Abstract:
Existing deep convolutional neural networks (CNNs) require a fixed-size (e.g., 224×224) input image. This requirement is "artificial" and may reduce the recognition accuracy for the images or sub-images of an arbitrary size/scale. In this work, we equip the networks with a more principled pooling strategy, "spatial pyramid pooling", to eliminate the above requirement. The new network structure, called SPP-net, can generate a fixed-length representation regardless of image size/scale. Pyramid pooling is also robust to object deformations.
The power of SPP-net is also significant in object detection. Using SPP-net, we compute the feature maps from the entire image only once, and then pool features in arbitrary regions (sub-images) to generate fixed-length representations for training the detectors. This method avoids repeatedly computing the convolutional features.

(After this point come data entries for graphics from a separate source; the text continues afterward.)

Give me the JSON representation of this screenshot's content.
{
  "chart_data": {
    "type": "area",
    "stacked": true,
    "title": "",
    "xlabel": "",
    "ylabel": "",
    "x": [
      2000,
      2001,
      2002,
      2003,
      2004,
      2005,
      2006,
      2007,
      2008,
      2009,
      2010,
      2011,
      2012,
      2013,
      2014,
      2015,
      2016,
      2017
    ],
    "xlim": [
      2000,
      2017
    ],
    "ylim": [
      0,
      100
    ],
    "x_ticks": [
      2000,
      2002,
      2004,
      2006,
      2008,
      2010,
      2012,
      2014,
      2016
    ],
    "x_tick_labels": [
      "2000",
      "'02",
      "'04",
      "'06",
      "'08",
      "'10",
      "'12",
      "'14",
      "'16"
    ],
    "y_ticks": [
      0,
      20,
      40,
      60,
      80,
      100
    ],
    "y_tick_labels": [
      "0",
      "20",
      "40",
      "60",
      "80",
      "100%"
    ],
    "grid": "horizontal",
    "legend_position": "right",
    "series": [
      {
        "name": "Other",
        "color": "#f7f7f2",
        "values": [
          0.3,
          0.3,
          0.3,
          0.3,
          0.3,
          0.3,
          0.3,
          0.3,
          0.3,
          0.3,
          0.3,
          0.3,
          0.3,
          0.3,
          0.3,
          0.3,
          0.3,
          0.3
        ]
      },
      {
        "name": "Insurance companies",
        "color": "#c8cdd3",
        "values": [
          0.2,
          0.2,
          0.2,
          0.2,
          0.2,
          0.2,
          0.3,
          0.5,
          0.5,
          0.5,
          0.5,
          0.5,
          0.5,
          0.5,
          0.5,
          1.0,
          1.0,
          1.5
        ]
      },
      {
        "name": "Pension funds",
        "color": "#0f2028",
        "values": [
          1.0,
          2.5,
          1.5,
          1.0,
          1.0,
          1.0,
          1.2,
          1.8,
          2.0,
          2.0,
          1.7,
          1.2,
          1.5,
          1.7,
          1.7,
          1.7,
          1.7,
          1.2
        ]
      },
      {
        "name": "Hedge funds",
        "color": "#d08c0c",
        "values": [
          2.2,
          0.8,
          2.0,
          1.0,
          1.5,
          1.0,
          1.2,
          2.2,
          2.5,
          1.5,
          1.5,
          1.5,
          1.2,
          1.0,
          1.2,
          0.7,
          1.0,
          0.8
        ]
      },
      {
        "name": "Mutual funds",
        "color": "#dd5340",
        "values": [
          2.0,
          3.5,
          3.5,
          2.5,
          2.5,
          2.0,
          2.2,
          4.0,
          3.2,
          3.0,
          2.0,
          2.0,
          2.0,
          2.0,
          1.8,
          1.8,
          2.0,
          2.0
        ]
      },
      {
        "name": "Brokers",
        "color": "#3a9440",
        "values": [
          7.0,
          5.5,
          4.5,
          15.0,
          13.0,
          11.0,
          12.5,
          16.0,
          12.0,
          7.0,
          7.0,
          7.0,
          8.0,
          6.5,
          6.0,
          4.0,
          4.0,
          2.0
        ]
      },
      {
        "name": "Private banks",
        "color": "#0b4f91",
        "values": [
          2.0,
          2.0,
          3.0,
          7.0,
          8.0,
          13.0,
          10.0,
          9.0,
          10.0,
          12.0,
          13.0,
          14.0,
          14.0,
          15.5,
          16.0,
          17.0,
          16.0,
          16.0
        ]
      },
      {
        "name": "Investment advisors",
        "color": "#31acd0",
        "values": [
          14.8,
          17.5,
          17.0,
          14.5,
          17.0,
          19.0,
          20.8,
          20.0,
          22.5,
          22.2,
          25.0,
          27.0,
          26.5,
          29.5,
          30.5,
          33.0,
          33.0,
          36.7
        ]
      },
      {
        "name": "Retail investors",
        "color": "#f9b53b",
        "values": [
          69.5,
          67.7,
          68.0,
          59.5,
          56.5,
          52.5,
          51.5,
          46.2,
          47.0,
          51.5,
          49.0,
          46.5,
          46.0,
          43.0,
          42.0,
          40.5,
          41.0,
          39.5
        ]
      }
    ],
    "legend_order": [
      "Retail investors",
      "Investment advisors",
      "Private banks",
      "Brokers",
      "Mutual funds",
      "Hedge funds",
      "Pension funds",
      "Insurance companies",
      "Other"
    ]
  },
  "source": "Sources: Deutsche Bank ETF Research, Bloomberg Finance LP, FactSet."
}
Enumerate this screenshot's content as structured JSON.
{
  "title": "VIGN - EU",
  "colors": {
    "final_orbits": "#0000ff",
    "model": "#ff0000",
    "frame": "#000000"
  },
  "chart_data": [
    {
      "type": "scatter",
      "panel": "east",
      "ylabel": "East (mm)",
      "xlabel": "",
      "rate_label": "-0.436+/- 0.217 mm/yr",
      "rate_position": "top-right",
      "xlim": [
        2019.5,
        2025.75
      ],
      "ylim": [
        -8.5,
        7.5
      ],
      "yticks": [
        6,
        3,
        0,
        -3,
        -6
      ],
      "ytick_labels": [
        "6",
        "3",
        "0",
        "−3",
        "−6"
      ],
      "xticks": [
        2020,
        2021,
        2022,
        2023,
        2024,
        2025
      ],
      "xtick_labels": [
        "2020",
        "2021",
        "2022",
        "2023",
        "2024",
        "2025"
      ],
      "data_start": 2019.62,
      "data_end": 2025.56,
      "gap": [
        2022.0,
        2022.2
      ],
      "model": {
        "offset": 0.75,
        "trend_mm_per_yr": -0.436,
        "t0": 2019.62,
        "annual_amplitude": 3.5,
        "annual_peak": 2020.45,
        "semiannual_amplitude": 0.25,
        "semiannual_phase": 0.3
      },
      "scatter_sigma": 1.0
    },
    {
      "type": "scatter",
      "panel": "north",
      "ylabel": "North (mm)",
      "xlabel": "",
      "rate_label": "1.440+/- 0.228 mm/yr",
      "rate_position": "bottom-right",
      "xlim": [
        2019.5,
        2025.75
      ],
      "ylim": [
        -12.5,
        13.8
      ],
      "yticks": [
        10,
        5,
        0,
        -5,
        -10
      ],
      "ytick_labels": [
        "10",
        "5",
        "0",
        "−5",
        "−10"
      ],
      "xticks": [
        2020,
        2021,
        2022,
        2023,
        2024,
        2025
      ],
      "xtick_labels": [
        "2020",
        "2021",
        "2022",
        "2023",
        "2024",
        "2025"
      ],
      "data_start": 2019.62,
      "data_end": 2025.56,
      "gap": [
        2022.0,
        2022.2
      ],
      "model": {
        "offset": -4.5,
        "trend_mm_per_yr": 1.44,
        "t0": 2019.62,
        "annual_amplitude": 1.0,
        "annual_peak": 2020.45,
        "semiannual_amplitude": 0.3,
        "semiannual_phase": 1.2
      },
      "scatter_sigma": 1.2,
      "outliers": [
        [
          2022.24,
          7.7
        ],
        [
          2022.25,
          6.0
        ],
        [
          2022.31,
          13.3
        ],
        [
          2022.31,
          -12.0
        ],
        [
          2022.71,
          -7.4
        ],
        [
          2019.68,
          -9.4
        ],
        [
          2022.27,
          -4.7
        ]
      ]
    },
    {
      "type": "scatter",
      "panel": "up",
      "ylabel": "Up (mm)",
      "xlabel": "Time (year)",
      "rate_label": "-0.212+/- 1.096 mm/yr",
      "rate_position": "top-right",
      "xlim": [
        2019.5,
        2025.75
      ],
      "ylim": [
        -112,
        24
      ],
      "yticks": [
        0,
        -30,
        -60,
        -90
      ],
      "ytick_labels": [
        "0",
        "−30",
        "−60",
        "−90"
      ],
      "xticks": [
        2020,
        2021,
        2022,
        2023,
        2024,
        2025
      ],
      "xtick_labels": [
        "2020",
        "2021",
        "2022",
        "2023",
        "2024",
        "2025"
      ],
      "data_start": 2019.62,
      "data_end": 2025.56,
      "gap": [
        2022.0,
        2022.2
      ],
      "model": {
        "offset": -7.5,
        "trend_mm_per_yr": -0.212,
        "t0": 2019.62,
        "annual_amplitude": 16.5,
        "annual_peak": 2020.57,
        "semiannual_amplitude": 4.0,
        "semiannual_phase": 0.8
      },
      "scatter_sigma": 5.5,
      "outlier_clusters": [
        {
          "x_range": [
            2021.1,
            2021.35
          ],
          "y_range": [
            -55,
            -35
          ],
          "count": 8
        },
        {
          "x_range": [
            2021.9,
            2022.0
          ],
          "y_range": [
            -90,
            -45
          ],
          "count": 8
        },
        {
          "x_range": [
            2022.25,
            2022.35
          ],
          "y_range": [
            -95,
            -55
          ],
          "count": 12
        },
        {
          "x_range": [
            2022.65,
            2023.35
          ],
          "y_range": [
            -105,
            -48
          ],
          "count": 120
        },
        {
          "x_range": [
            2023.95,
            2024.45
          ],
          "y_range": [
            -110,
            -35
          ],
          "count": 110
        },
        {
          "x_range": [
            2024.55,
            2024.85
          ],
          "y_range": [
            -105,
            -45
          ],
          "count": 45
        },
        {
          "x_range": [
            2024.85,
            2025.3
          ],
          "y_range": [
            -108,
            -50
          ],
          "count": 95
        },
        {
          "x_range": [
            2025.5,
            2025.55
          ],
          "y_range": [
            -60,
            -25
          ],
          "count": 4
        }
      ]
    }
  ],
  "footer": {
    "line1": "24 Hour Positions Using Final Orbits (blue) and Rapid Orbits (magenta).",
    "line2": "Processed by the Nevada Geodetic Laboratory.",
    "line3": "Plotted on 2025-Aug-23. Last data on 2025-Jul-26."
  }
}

Notation:The reason of the fixed input size:So why do CNNs require a fixed input size? A CNN mainly consists of two parts: convolutional layers, and fully-connected layers that follow. The convolutional layers operate in a sliding-window manner and output feature maps which represent the spatial arrangement of the activations (Figure 2). In fact, convolutional layers do not require a fixed image size and can generate feature maps of any sizes. On the other hand, the fully-connected layers need to have fixedsize/length input by their definition. Hence, the fixedsize constraint comes only from the fully-connected layers, which exist at a deeper stage of the network.
The method of the SPPNet:
Figure 3 illustrates our method. In each spatial bin, we pool the responses of each filter (throughout this paper we use max pooling). The outputs of the spatial pyramid pooling are kM - dimensional vectors with the number of bins denoted as M (k is the number of filters in the last convolutional layer). The fixed-dimensional vectors are the input to the fully-connected layer.
The effect of the SPPNet:
It is worth noticing that the gain of multi-level pooling is not simply due to more parameters; rather, it is because the multi-level pooling is robust to the variance in object deformations and spatial layou.